I’ve been doing everything humanly possible to get my life
back – ever since I got back to the States in 2009 – after a horrible 3-1/2
years in the third world country known as Peru.
I have music that has been accepted by Pandora, the songs have been
there for a couple of months. Of course,
it takes time (months) for it to get heard, then more time (more months) to get
into the payout system. In short, I
think the clock won. I have held my
tongue while being sniped at, bossed, corrected, and bullied to beat hell for
the most part of the past five years. I
realize that cheap insults say everything about the insulter, and nothing about
the insultee, and that has kept me from firing back most of the time. The handful of times when I did fire back, it’s
“Ok, then get the fuck out…”. If I dare
to stand up for myself, dare to state my differing opinion, dare to defend my
position, and it’s, “Ok, then GET THE FUCK OUT”. I’ve been treated by somebody who claims to
care about me – treated worse than some people treat their dog. I’ve said many times, financial “support”

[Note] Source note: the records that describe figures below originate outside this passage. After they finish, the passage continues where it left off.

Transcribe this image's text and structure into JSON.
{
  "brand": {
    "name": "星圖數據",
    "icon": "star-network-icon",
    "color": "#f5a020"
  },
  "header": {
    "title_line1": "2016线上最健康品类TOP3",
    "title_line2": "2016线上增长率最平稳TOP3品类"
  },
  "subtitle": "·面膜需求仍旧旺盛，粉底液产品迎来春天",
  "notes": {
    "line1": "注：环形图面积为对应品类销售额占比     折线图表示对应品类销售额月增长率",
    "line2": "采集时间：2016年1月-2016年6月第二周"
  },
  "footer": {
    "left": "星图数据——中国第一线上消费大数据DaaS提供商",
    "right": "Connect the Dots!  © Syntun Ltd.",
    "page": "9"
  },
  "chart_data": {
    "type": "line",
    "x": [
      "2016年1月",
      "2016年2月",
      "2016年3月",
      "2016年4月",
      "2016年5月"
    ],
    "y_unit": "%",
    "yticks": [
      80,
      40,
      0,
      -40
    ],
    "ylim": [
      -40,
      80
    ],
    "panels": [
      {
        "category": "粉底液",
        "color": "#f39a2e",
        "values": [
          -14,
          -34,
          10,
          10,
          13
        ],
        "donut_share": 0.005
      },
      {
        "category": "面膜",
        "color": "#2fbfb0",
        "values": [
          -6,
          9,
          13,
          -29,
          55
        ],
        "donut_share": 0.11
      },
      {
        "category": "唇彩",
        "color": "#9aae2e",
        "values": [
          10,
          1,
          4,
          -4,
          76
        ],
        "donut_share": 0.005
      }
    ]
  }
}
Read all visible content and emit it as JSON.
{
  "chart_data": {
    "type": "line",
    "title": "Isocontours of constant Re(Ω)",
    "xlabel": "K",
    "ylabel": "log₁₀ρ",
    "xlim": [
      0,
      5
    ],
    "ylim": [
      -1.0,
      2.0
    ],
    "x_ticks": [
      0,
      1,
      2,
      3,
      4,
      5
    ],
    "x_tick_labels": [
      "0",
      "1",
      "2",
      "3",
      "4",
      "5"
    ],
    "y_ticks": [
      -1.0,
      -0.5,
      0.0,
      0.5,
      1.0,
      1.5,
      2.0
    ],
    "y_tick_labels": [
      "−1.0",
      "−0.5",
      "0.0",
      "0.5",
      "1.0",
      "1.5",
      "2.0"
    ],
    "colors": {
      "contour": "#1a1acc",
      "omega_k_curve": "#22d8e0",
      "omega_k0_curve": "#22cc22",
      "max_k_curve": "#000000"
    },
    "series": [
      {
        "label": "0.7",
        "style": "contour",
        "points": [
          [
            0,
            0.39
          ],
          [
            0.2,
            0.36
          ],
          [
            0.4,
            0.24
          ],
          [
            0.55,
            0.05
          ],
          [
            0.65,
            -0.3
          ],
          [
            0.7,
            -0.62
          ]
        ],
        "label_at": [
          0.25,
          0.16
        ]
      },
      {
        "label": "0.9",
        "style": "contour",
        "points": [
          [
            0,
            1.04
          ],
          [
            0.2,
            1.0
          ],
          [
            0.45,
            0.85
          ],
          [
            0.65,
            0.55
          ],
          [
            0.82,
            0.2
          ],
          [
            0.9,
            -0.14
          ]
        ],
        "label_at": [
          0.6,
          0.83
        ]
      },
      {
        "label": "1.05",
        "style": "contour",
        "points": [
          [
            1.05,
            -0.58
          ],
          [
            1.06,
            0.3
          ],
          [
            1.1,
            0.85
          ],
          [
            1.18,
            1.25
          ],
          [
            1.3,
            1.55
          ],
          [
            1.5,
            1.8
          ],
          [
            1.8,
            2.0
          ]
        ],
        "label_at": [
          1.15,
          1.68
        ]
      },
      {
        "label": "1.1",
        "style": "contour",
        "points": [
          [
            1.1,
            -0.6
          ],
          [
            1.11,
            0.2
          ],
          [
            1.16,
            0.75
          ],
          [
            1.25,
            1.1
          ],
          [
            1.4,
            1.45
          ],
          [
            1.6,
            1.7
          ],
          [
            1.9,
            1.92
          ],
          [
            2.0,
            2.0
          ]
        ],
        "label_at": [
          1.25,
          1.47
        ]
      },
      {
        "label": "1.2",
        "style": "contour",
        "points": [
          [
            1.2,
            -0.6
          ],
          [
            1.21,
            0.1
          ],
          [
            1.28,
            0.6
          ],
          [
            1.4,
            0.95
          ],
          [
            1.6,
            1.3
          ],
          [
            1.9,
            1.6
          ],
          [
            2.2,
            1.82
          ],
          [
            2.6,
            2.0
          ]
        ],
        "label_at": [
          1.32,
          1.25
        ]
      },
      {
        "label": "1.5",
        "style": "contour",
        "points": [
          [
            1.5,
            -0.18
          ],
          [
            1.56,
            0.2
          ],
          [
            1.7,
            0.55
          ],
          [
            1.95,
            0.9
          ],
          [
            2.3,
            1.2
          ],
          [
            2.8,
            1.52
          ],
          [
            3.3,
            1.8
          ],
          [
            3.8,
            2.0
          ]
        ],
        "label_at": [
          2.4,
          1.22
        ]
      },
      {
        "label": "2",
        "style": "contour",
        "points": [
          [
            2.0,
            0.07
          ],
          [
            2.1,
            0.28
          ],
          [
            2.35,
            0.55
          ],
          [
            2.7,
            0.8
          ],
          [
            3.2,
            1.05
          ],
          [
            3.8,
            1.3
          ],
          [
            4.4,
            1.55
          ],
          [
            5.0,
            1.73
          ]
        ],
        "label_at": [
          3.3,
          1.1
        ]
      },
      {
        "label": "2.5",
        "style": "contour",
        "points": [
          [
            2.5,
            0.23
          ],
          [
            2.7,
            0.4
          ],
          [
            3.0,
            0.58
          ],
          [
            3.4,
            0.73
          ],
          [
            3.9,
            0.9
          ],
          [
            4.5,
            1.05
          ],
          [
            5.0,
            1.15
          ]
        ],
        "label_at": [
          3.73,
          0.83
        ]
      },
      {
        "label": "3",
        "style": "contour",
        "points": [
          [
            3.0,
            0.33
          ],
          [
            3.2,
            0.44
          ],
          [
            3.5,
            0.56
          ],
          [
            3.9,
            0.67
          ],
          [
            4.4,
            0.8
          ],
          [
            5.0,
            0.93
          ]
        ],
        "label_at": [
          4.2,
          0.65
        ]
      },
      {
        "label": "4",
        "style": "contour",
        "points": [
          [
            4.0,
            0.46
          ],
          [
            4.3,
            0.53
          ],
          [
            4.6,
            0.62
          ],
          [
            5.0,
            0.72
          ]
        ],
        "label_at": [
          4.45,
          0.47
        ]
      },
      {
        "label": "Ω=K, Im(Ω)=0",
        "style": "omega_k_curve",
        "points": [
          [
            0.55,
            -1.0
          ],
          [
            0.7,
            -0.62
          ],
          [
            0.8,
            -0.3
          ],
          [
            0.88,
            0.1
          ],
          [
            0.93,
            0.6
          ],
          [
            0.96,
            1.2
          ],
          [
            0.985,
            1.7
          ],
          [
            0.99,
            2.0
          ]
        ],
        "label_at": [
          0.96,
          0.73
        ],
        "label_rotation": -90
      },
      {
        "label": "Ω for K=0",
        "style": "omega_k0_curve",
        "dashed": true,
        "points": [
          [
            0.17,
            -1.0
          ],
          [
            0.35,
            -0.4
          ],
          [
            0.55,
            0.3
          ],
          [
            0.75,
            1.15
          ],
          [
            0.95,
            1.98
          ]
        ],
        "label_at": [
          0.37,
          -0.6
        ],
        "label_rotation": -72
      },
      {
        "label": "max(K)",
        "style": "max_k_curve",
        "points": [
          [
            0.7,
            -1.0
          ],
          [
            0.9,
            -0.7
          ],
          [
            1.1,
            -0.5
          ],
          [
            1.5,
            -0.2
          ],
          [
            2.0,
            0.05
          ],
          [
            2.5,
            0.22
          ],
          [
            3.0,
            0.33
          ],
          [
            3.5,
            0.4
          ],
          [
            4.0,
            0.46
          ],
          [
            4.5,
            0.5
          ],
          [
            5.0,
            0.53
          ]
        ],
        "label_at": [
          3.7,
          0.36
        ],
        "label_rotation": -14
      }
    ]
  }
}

does not entitle a person to abuse anyone, and I’ll be damned if I’m going to
be THANKFUL for being beat up on whenever a person feels the need to beat up on
somebody. I’ve always felt for the women
who were forced to endure this kind of thing, but even moreso now that I’ve
lived it – and to think it’s the woman doing the abusing, threatening,
and bullying, with not a goddam thing I can do about it. I don’t care about all the macho bullshit
that gets spread around, because there are certain realities that are present, and
all the badass speak in the world will not change it. Oh yeah, and I don’t smoke, drink, do drugs,
gamble, mess around, or spend money frivolously, and I do many things to
contribute in whatever ways possible. I’ve
always managed to keep my head, except for the few times I had to back some
belligerent, bullying ass off of me – after being pushed and pushed and pushed.
Should I succeed in getting a decent income before I end
up being thrown out into the street, then great, but it’s possible, probably
even likely, that it will not go that way.
Should it not, I won’t be sad about it, but after everything else the
universe, with the help of boatloads of cowardly, vindictive people, has done
to me, I will not be tossed out into the street. Should this bully from hell wreak her revenge
by tossing me out, then the Powers That Be will have one less insolent to deal
with, and let me tell you, I won’t miss this sadistic place one tiny bit.